Of the qualified teams, nine teams took part in the previous edition. Venezuela return after missing out in 2025. 2025 hosts Chile failed to qualify this time round.

===Qualified teams===

| Qualification | Host | Dates | Vacancies | Qualified |
| Host | USA Miami | 10 December 2025 | 1 | El Salvador |
| Automatic entry | 2 | Canada United States |
| 2026 Centrobasket Women | NCA Managua | 12–18 July 2026 | 3 | Puerto Rico Mexico Dominican Republic |
| 2026 South American Championship | ARG Zárate | 3–9 August 2026 | 4 | Argentina Brazil Colombia Venezuela |

===Summary of qualified teams===

Team: Qualification method; Date of qualification; Appearance(s); Previous best performance; WR
Total: First; Last; Streak
El Salvador: Host nation; 10 December 2025; 3rd; 2021; 2025; 2; Ninth place (2021); TBD
Canada: Automatic entry; 19th; 1989; 19; Champions (1995, 2015, 2017); TBD
United States: 9th; 5; Champions (1993, 2007, 2019, 2021, 2025); TBD
Puerto Rico: Top three at 2026 Centrobasket Women; 17 July 2026; 15th; 1993; 10; Runners-up (2021); TBD
Mexico: 13th; 1989; 3; Fourth place (1999); TBD
Dominican Republic: 18 July 2026; 13th; 5; Sixth place (1989, 1999, 2005); TBD
Argentina: Top four at 2026 South American Championship; 4 August 2026; 19th; 19; Runners-up (2009, 2011, 2017); TBD
Venezuela: 6 August 2026; 8th; 1999; 2023; 1; Fifth place (2015); TBD
Colombia: 7 August 2026; 8th; 1997; 2025; 6; Fifth place (2019, 2021, 2023, 2025); TBD
Brazil: 18th; 1989; 16; Champions (Six times); TBD

==Format==
The ten teams will be drawn into two groups of five teams. The top four teams from each group will advance to the quarterfinals. A first-placed team will face the fourth-placed team and a second-placed team will play against a third-placed team of the other group. A knockout system with consolations will be used after the preliminary round.

==Venue==
The venue for the entire competition will be the Gimnasio Nacional José Adolfo Pineda in El Salvador's capital, San Salvador. The venue inaugurated in 1950 and hosted Basketball at the 1959 Central American and Caribbean Games. It also hosted Miss Universe 2023.

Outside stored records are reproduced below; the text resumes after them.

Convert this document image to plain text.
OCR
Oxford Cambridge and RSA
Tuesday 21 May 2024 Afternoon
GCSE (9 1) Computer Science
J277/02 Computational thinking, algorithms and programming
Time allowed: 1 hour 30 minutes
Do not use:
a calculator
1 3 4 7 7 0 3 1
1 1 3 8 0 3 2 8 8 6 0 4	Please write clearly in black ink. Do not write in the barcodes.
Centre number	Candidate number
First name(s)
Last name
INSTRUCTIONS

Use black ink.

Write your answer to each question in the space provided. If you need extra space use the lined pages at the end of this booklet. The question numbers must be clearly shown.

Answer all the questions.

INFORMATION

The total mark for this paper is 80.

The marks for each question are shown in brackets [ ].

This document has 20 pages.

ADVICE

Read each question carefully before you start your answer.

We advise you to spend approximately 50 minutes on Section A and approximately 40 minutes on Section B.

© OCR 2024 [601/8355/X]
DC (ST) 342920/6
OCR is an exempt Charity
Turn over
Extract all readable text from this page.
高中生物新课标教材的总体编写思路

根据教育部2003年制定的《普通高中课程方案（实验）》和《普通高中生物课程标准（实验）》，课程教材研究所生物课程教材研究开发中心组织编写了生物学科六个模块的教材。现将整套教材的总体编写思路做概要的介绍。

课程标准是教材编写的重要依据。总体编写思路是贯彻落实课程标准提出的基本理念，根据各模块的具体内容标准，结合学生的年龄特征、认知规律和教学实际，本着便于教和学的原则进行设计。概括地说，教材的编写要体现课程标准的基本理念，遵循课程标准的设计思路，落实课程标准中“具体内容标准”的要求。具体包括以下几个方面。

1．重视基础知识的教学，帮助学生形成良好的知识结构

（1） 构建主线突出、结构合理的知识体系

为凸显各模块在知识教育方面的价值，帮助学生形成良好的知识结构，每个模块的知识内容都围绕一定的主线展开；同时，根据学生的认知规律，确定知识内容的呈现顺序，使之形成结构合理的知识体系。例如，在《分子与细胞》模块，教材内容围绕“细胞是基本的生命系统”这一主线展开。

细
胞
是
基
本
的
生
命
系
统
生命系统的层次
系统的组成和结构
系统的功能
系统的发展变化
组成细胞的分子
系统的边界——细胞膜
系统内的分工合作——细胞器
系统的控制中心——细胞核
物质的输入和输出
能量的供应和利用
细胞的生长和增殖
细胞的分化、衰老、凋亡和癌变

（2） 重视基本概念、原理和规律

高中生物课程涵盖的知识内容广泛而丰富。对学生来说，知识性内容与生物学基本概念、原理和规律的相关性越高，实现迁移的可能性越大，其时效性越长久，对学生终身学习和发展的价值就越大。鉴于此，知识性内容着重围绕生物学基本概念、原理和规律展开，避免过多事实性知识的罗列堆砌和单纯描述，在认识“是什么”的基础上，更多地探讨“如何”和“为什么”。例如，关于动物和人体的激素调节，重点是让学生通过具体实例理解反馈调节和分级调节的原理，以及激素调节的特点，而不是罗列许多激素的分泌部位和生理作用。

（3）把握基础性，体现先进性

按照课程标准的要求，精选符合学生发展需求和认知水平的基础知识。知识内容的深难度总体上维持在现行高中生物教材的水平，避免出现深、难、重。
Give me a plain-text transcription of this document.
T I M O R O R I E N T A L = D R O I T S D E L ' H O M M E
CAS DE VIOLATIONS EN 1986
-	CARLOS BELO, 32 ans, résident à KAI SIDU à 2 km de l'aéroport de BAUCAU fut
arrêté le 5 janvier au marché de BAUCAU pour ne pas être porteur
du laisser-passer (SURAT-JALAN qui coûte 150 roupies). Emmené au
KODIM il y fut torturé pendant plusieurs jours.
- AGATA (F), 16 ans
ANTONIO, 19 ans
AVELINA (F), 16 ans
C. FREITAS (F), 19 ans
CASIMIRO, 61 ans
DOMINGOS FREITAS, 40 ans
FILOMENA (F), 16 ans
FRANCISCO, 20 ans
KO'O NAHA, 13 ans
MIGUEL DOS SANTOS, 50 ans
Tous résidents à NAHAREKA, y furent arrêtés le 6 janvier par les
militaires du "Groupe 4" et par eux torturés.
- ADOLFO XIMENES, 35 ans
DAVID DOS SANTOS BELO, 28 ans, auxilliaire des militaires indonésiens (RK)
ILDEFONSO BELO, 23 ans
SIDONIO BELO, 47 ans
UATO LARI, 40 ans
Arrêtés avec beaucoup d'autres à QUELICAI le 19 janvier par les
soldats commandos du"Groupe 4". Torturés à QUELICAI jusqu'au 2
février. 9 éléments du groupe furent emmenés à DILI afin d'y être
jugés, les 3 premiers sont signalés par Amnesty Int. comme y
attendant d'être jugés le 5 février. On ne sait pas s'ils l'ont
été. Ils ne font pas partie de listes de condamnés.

| San Salvador |  | San Salvador |
Gimnasio Nacional José Adolfo Pineda
Capacity: 12,900

==Final standings==

| Rank | Team | Record |
|---|---|---|
| 1st place, gold medalist(s) |  | 0–0 |
| 2nd place, silver medalist(s) |  | 0–0 |
| 3rd place, bronze medalist(s) |  | 0–0 |
| 4 |  | 0–0 |
| 5 |  | 0–0 |
| 6 |  | 0–0 |
| 7 |  | 0–0 |
| 8 |  | 0–0 |
| 9 |  | 0–0 |
| 10 |  | 0–0 |

|  | Qualified for the 2028 FIBA Women's Olympic Qualifying Tournaments |
|  | Qualified for the 2028 FIBA Women's Olympic Qualifying Tournaments as winner of the 2026 FIBA Women's Olympic Pre-Qualifying Tournament. |

The Americas region can qualify four nations to the Olympic Qualifying tournaments. The United States have already qualified for the Olympics as host but still would take one of the four berths, Canada won the Fiba Olympic Pre-Qualifying Tournament claiming one of the four berths prior to this tournament.